Une vision actualisée de la situation agricole en Nord Grande-Terre

3.4. Les contraintes des agriculteurs du Nord Grande-Terre 1 Les contraintes liées à l’environnement naturel

3.4.3. Les contraintes d’ordre social Ø Le manque d'accompagnement

§ Le manque d’un lieu de conseil et de regroupement

Il y a dix ans, il y avait en Nord Grande-Terre un outil important d'accompagnement et d'appui technique, une antenne de la CAG et de la SAFER (communément appelées "les petites Chambres", ou "les petites régions"). La CAG, confrontée à un "déficit colossal" et à la nécessité de diminuer la masse salariale, suivie par la SAFER dont la situation était tout aussi critique ont décidé de fermer l’antenne du "Nord" qui engageait trop de frais. Pourtant, avec cette antenne, les producteurs du Nord bénéficiaient des conseils d'un technicien présent tous les jours sur le terrain. En Guadeloupe, où les exploitations sont de petites tailles et où la situation économique des agriculteurs est fragile, le besoin de suivi est grand. Il manque aujourd'hui un lieu de proximité, de rassemblement, de réunion et de regroupement, un espace de dialogue et de conseil où l’information et les connaissances pourraient être diffusées. En voyant ses effectifs de techniciens drastiquement diminués, la CAG a perdu de son omniprésence, passant d'un conseil direct et individuel à un conseil collectif. Les techniciens de la CAG sont peu présents sur le terrain et les agriculteurs déplorent une déconnexion de la Chambre avec certaines réalités de terrain ; on ne compte plus qu'une antenne en Nord Grande-Terre, localisée dans la commune du Moule. La CAG a été l'instigatrice des OP et autres SICA, qui sont munies de leurs propres techniciens, or l'extrême majorité des exploitants agricoles n'y sont pas regroupés. Les agriculteurs du Nord sont pour la plupart isolés, n’ayant presque aucun interlocuteur vers qui se tourner quand un problème se pose (hormis les collègues voisins), ni d’espace de dialogue de proximité (pour échanger entre eux et avec d’autres professionnels du milieu).

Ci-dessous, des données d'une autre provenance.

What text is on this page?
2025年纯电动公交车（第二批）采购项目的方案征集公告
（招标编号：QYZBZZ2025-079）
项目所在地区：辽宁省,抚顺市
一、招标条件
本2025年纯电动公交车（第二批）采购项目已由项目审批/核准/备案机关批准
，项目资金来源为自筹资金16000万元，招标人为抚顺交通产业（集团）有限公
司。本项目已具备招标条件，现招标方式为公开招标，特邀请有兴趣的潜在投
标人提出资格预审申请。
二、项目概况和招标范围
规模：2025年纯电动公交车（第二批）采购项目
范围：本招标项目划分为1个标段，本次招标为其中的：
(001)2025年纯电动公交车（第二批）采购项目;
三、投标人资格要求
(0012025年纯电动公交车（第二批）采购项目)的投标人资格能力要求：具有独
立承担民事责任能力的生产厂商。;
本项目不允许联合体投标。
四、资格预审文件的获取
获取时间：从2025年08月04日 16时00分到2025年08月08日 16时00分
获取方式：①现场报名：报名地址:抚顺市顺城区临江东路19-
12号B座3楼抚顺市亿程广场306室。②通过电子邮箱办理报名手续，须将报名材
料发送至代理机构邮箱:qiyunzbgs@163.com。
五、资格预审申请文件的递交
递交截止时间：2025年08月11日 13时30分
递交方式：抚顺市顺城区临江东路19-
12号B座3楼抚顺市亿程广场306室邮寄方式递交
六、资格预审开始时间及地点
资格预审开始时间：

§ Le manque d'appui technique et de transfert des connaissances

Les instituts et centres de recherche travaillent sur des solutions techniques et sur des alternatives à la filière traditionnelle mais les planteurs n’ont pas accès à l’information. De même, les innovations et les solutions techniques alternatives aux méthodes conventionnelles existent. De nombreux agriculteurs expérimentent eux-mêmes certaines pratiques et ont des projets de développement pour leur exploitation (Leclerc, 2017; Desplan, CAG, 2017). Mais ils sont bien souvent isolés et bénéficient de peu d’encadrement technique. Le manque d’information non seulement sur les techniques agricoles mais sur les aides et les sources de financement disponibles est très marqué. Il est donc difficile dans ces conditions pour un agriculteur de mener à bien son projet. Ils sont pourtant assez nombreux à posséder des connaissances techniques précises sur les différentes cultures ou les systèmes d’élevage. Ce sont des connaissances qu’ils ont acquises par leur propre expérimentation, lors de leurs stages et de leur formation agricole ou qui leur ont été transmises par leurs parents ou collègues et voisins agriculteurs/techniciens. Par exemple, concernant la culture d’igname, il semble que certains agriculteurs fassent figure d’expert dans la maîtrise des différentes variétés et c’est vers eux que se tournent ceux qui ont besoin de conseil.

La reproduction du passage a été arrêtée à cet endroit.